Dolarizasyon

(Dollarization, currency substituti­on) Bir ülkedeki yerleşiklerin değişim aracı, hesap birimi ve değer biriktirme aracı olarak kendi ulusal paraları yerine yabancı para kullanmalarıdır. Tam dolarizasyon, bir ülkenin ulusal parasını tamamen terk edip, yabancı para biri­mini resmi para birimi olarak kabul et­mesidir. Kısmi dolarizasyon; bir ülkede ekonomik birimlerin, yüksek enflasyon ve belirsizlik ortamında ulusal paranın olası değer kaybından korunmak ama­cıyla, ulusal para cinsinden finansal varlıklar yerine yabancı para cinsin­den finansal varlıkları seçmeye başla­masıyla ortaya çıkmaktadır.

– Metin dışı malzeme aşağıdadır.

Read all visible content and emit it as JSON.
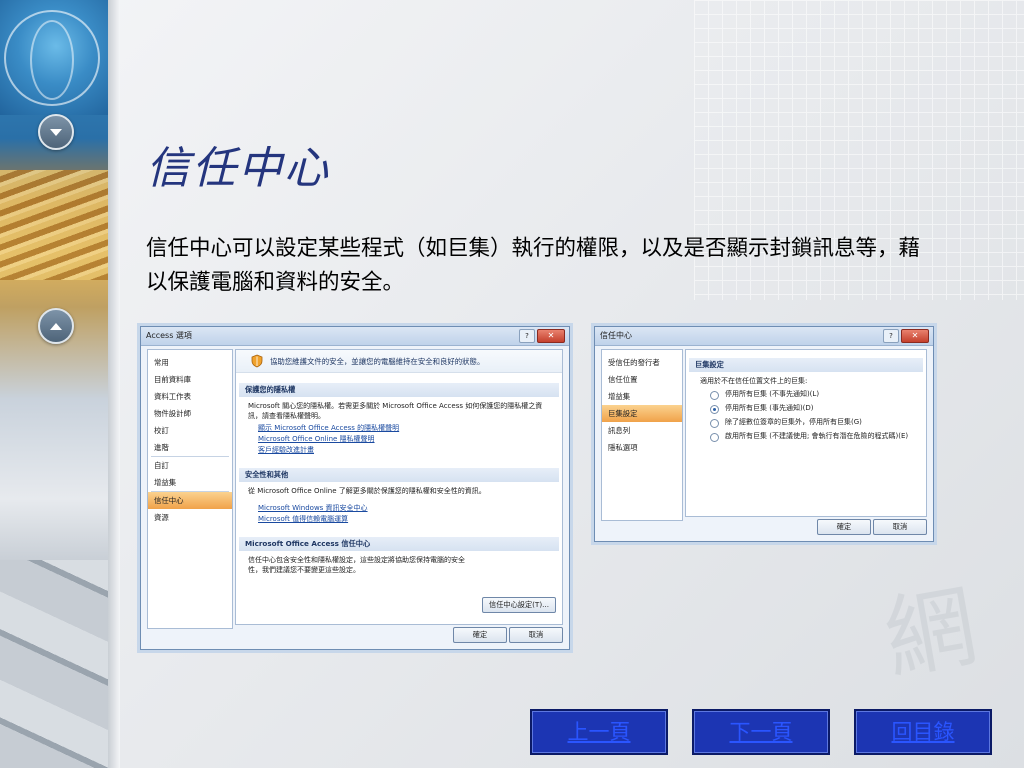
{
  "slide": {
    "title": "信任中心",
    "description": "信任中心可以設定某些程式（如巨集）執行的權限，以及是否顯示封鎖訊息等，藉以保護電腦和資料的安全。"
  },
  "access_dialog": {
    "title": "Access 選項",
    "help": "?",
    "close": "✕",
    "sidebar": [
      "常用",
      "目前資料庫",
      "資料工作表",
      "物件設計師",
      "校訂",
      "進階",
      "自訂",
      "增益集",
      "信任中心",
      "資源"
    ],
    "selected": "信任中心",
    "banner": "協助您維護文件的安全，並讓您的電腦維持在安全和良好的狀態。",
    "privacy": {
      "header": "保護您的隱私權",
      "text": "Microsoft 關心您的隱私權。若需更多關於 Microsoft Office Access 如何保護您的隱私權之資訊，請查看隱私權聲明。",
      "links": [
        "顯示 Microsoft Office Access 的隱私權聲明",
        "Microsoft Office Online 隱私權聲明",
        "客戶經驗改進計畫"
      ]
    },
    "security": {
      "header": "安全性和其他",
      "text": "從 Microsoft Office Online 了解更多關於保護您的隱私權和安全性的資訊。",
      "links": [
        "Microsoft Windows 資訊安全中心",
        "Microsoft 值得信賴電腦運算"
      ]
    },
    "trust_center": {
      "header": "Microsoft Office Access 信任中心",
      "text": "信任中心包含安全性和隱私權設定，這些設定將協助您保持電腦的安全性，我們建議您不要變更這些設定。",
      "button": "信任中心設定(T)..."
    },
    "ok": "確定",
    "cancel": "取消"
  },
  "trust_dialog": {
    "title": "信任中心",
    "help": "?",
    "close": "✕",
    "sidebar": [
      "受信任的發行者",
      "信任位置",
      "增益集",
      "巨集設定",
      "訊息列",
      "隱私選項"
    ],
    "selected": "巨集設定",
    "header": "巨集設定",
    "intro": "適用於不在信任位置文件上的巨集:",
    "options": [
      {
        "label": "停用所有巨集 (不事先通知)(L)",
        "selected": false
      },
      {
        "label": "停用所有巨集 (事先通知)(D)",
        "selected": true
      },
      {
        "label": "除了經數位簽章的巨集外，停用所有巨集(G)",
        "selected": false
      },
      {
        "label": "啟用所有巨集 (不建議使用; 會執行有潛在危險的程式碼)(E)",
        "selected": false
      }
    ],
    "ok": "確定",
    "cancel": "取消"
  },
  "nav": {
    "prev": "上一頁",
    "next": "下一頁",
    "toc": "回目錄"
  }
}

Genelde dolarizasyonun ilk aşama­sının, yabancı para cinsinden varlık­ların değer biriktirme aracı olarak kullanılmaya başlanması olan “varlık ikamesi” şeklinde geliştiği görülmek­tedir. Özellikle gelişmekte olan piya­salarda yakın geçmişte sıkça yaşanan bankacılık krizleri, iktisat yazınına varlık dolarizasyonunun yanı sıra “yü­kümlülük dolarizasyonu” kavramını da eklemiştir. Yükümlülük dolarizasyonu, ülkedeki bankacılık ve kamu kesimi dahil olmak üzere tüm ekonomik bi­rimlerin, yabancı para cinsinden büyük miktarda yükümlülüklerinin bulunma­sıdır. Hem varlık hem de yükümlülük dolarizasyonları tek bir başlık altında toplanarak “finansal dolarizasyon” ola­rak nitelendirilebilir. Finansal dolarizasyon, bir ülkedeki yerleşiklerin, hem varlık hem de yükümlülüklerini yaban­cı para cinsinden tutma eğilimleri ola­rak tanımlanmaktadır.

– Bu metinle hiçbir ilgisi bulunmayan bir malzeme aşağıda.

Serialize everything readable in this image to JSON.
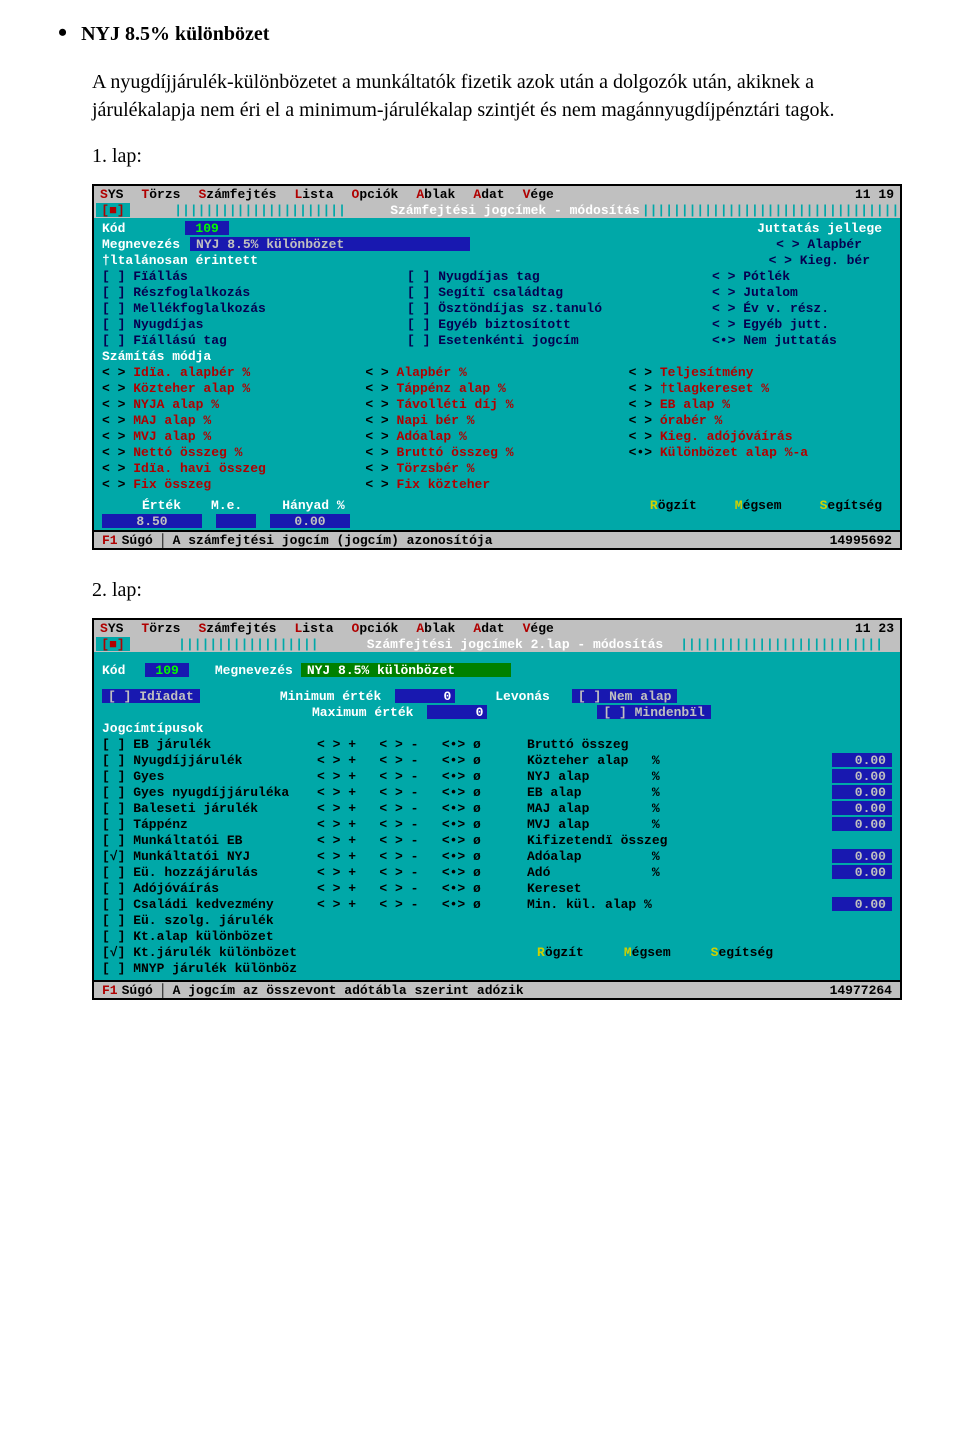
{
  "doc": {
    "heading": "NYJ 8.5% különbözet",
    "paragraph": "A nyugdíjjárulék-különbözetet a munkáltatók fizetik azok után a dolgozók után, akiknek a járulékalapja nem éri el a minimum-járulékalap szintjét és nem magánnyugdíjpénztári tagok.",
    "lap1": "1. lap:",
    "lap2": "2. lap:"
  },
  "win1": {
    "menu": [
      "SYS",
      "Törzs",
      "Számfejtés",
      "Lista",
      "Opciók",
      "Ablak",
      "Adat",
      "Vége"
    ],
    "time": "11 19",
    "title": "Számfejtési jogcímek - módosítás",
    "kod_lbl": "Kód",
    "kod_val": "109",
    "meg_lbl": "Megnevezés",
    "meg_val": "NYJ 8.5% különbözet",
    "jutt_hdr": "Juttatás jellege",
    "erintett_hdr": "†ltalánosan érintett",
    "erintett_col1": [
      "[ ] Fïállás",
      "[ ] Részfoglalkozás",
      "[ ] Mellékfoglalkozás",
      "[ ] Nyugdíjas",
      "[ ] Fïállású tag"
    ],
    "erintett_col2": [
      "[ ] Nyugdíjas tag",
      "[ ] Segítï családtag",
      "[ ] Ösztöndíjas sz.tanuló",
      "[ ] Egyéb biztosított",
      "[ ] Esetenkénti jogcím"
    ],
    "jutt_items": [
      "< > Alapbér",
      "< > Kieg. bér",
      "< > Pótlék",
      "< > Jutalom",
      "< > Év v. rész.",
      "< > Egyéb jutt.",
      "<•> Nem juttatás"
    ],
    "szmod_hdr": "Számítás módja",
    "szmod_col1": [
      "< > Idïa. alapbér %",
      "< > Közteher alap %",
      "< > NYJA alap %",
      "< > MAJ alap %",
      "< > MVJ alap %",
      "< > Nettó összeg %",
      "< > Idïa. havi összeg",
      "< > Fix összeg"
    ],
    "szmod_col2": [
      "< > Alapbér %",
      "< > Táppénz alap %",
      "< > Távolléti díj %",
      "< > Napi bér %",
      "< > Adóalap %",
      "< > Bruttó összeg %",
      "< > Törzsbér %",
      "< > Fix közteher"
    ],
    "szmod_col3": [
      "< > Teljesítmény",
      "< > †tlagkereset %",
      "< > EB alap %",
      "< > órabér %",
      "< > Kieg. adójóváírás",
      "<•> Különbözet alap %-a",
      "",
      ""
    ],
    "btmlbls": {
      "ertek": "Érték",
      "me": "M.e.",
      "hanyad": "Hányad %"
    },
    "ertek_val": "8.50",
    "hanyad_val": "0.00",
    "buttons": {
      "rogzit": "Rögzít",
      "megsem": "Mégsem",
      "segit": "Segítség"
    },
    "status": {
      "f1": "F1",
      "sugo": "Súgó",
      "txt": "A számfejtési jogcím (jogcím) azonosítója",
      "num": "14995692"
    }
  },
  "win2": {
    "menu": [
      "SYS",
      "Törzs",
      "Számfejtés",
      "Lista",
      "Opciók",
      "Ablak",
      "Adat",
      "Vége"
    ],
    "time": "11 23",
    "title": "Számfejtési jogcímek 2.lap - módosítás",
    "kod_lbl": "Kód",
    "kod_val": "109",
    "meg_lbl": "Megnevezés",
    "meg_val": "NYJ 8.5% különbözet",
    "idiadat": "[ ] Idïadat",
    "min_lbl": "Minimum érték",
    "min_val": "0",
    "max_lbl": "Maximum érték",
    "max_val": "0",
    "levonas": "Levonás",
    "nemalap": "[ ] Nem alap",
    "mindenbil": "[ ] Mindenbïl",
    "jog_hdr": "Jogcímtípusok",
    "rows": [
      {
        "l": "[ ] EB járulék",
        "o": "< > +   < > -   <•> ø",
        "r": "Bruttó összeg",
        "p": ""
      },
      {
        "l": "[ ] Nyugdíjjárulék",
        "o": "< > +   < > -   <•> ø",
        "r": "Közteher alap   %",
        "p": "0.00"
      },
      {
        "l": "[ ] Gyes",
        "o": "< > +   < > -   <•> ø",
        "r": "NYJ alap        %",
        "p": "0.00"
      },
      {
        "l": "[ ] Gyes nyugdíjjáruléka",
        "o": "< > +   < > -   <•> ø",
        "r": "EB alap         %",
        "p": "0.00"
      },
      {
        "l": "[ ] Baleseti járulék",
        "o": "< > +   < > -   <•> ø",
        "r": "MAJ alap        %",
        "p": "0.00"
      },
      {
        "l": "[ ] Táppénz",
        "o": "< > +   < > -   <•> ø",
        "r": "MVJ alap        %",
        "p": "0.00"
      },
      {
        "l": "[ ] Munkáltatói EB",
        "o": "< > +   < > -   <•> ø",
        "r": "Kifizetendï összeg",
        "p": ""
      },
      {
        "l": "[√] Munkáltatói NYJ",
        "o": "< > +   < > -   <•> ø",
        "r": "Adóalap         %",
        "p": "0.00"
      },
      {
        "l": "[ ] Eü. hozzájárulás",
        "o": "< > +   < > -   <•> ø",
        "r": "Adó             %",
        "p": "0.00"
      },
      {
        "l": "[ ] Adójóváírás",
        "o": "< > +   < > -   <•> ø",
        "r": "Kereset",
        "p": ""
      },
      {
        "l": "[ ] Családi kedvezmény",
        "o": "< > +   < > -   <•> ø",
        "r": "Min. kül. alap %",
        "p": "0.00"
      },
      {
        "l": "[ ] Eü. szolg. járulék",
        "o": "",
        "r": "",
        "p": ""
      },
      {
        "l": "[ ] Kt.alap különbözet",
        "o": "",
        "r": "",
        "p": ""
      },
      {
        "l": "[√] Kt.járulék különbözet",
        "o": "",
        "r": "__BTNROW__",
        "p": ""
      },
      {
        "l": "[ ] MNYP járulék különböz",
        "o": "",
        "r": "",
        "p": ""
      }
    ],
    "buttons": {
      "rogzit": "Rögzít",
      "megsem": "Mégsem",
      "segit": "Segítség"
    },
    "status": {
      "f1": "F1",
      "sugo": "Súgó",
      "txt": "A jogcím az összevont adótábla szerint adózik",
      "num": "14977264"
    }
  }
}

Türkiye’de dolarla sözleşme yapma uygulaması 8-9 Ağustos 1989 kararla­rı sonrasında yaygınlaşmıştır. Ancak 13 Eylül 2018 tarihli Resmi Gazete’de yayınlanan “Türk Parası Kıymetini Koruma Hakkında 32 Sayılı Kararda Değişiklik Yapılmasına Dair Karar” ile Türkiye’de yerleşik kişilerin, Bakan­lıkça belirlenen haller dışında, kendi aralarında dolar veya diğer bir dövizle sözleşme yapmaları yasaklanmıştır. Ekonomi yönetimleri, 2015 ile 2020 arasında dolara olan talebi azaltma yö­nünde bazı önlemler almıştır.